Joint statement by Association for World Education, Association of World Citizens, International Humanist and Ethical Union, World Union of Progressive Judaism, B’nai B’rith International.
We wish to thank and congratulate Ms. Sima Samar [Special Rapporteur on the situation of human rights in the Sudan] for her very lucid statement and the remarkably comprehensive report by her team.
On 7 April 2004, here at the Palais, then Secretary-General Kofi Annan solemnly declared: “We must never forget our collective failure to protect at least 800,000 defenceless men, women and children who perished in Rwanda ten years ago…we must all acknowledge our responsibility for not having done more to prevent or stop genocide.” Nearly 4 years later, “never” is again “ever”.

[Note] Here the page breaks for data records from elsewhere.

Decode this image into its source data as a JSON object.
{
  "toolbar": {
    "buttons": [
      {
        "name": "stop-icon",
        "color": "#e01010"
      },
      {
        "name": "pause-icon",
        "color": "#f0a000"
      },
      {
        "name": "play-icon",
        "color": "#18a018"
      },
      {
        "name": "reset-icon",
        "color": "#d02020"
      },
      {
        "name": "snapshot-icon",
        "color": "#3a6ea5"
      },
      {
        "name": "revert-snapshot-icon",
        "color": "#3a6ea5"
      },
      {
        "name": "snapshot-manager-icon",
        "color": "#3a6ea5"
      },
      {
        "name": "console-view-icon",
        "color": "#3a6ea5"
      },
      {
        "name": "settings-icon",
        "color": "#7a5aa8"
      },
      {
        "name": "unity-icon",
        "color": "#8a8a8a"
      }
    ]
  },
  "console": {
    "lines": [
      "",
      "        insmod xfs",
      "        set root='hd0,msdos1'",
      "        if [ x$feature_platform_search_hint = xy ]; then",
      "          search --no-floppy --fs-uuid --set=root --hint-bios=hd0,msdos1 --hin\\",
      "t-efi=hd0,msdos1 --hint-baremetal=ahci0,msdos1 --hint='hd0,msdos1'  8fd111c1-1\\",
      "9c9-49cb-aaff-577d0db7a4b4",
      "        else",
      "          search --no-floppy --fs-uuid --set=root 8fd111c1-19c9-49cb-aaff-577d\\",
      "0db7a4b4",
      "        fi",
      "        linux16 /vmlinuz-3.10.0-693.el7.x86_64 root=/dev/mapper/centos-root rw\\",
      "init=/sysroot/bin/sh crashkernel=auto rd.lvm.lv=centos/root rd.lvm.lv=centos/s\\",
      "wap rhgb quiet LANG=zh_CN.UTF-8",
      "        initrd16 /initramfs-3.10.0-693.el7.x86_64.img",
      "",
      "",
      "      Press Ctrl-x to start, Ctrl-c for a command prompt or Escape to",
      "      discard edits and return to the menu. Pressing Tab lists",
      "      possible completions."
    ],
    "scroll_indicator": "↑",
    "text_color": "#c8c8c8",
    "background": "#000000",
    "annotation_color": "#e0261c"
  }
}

Madam High Commissioner, in your lecture last month at Trinity College Dublin you stressed that: “rooted in human rights and international humanitarian law” there is now a “norm” “an emerging doctrine known as responsibility to protect”. You then expressed a desire “to focus on the content of this norm” – indeed, this was the central theme of the 2006 High-level Mission to Darfur authorised by the Council. The brutal, ongoing genocide in Darfur is an important test of this “norm”.
Today, we wish again to express our deep anxiety for the future of the Human Rights Council. We have expressed this concern on numerous occasions – especially in the 23 May 2006 letter to you on Darfur, signed by 43 NGOs, which concluded with a prediction, now widely recognised by the international community: “We believe that the role of the new Human Rights Council will be, in part, tested by the way the Darfur conflict is faced.”
We again appeal to you Madam High Commissioner, to the 47 member States of the Council and to all delegations and NGOs, to do everything in your power to halt the continuing genocide in Darfur. A week ago, Arte TV devoted 2 hours to this ghastly tragedy, with two moving documentary films and a debate. Only yesterday, Sudan expert Prof. Eric Reeves published a powerful warning in the International Herald Tribune, entitled, “Hobbling the UN in Darfur”, concluding: “UNAMID must succeed. If it does not, how long it will be before Darfur slides into cataclysmic destruction, with no means of halting the slide. This is the stark choice before the inter-national community: Is it prepared to see the mission fail? Or will it rally the resources and exert the pressure on Khartoum, both of which are critical to the mission’s success.”
Madam, Mr. President, We must never forget Darfur!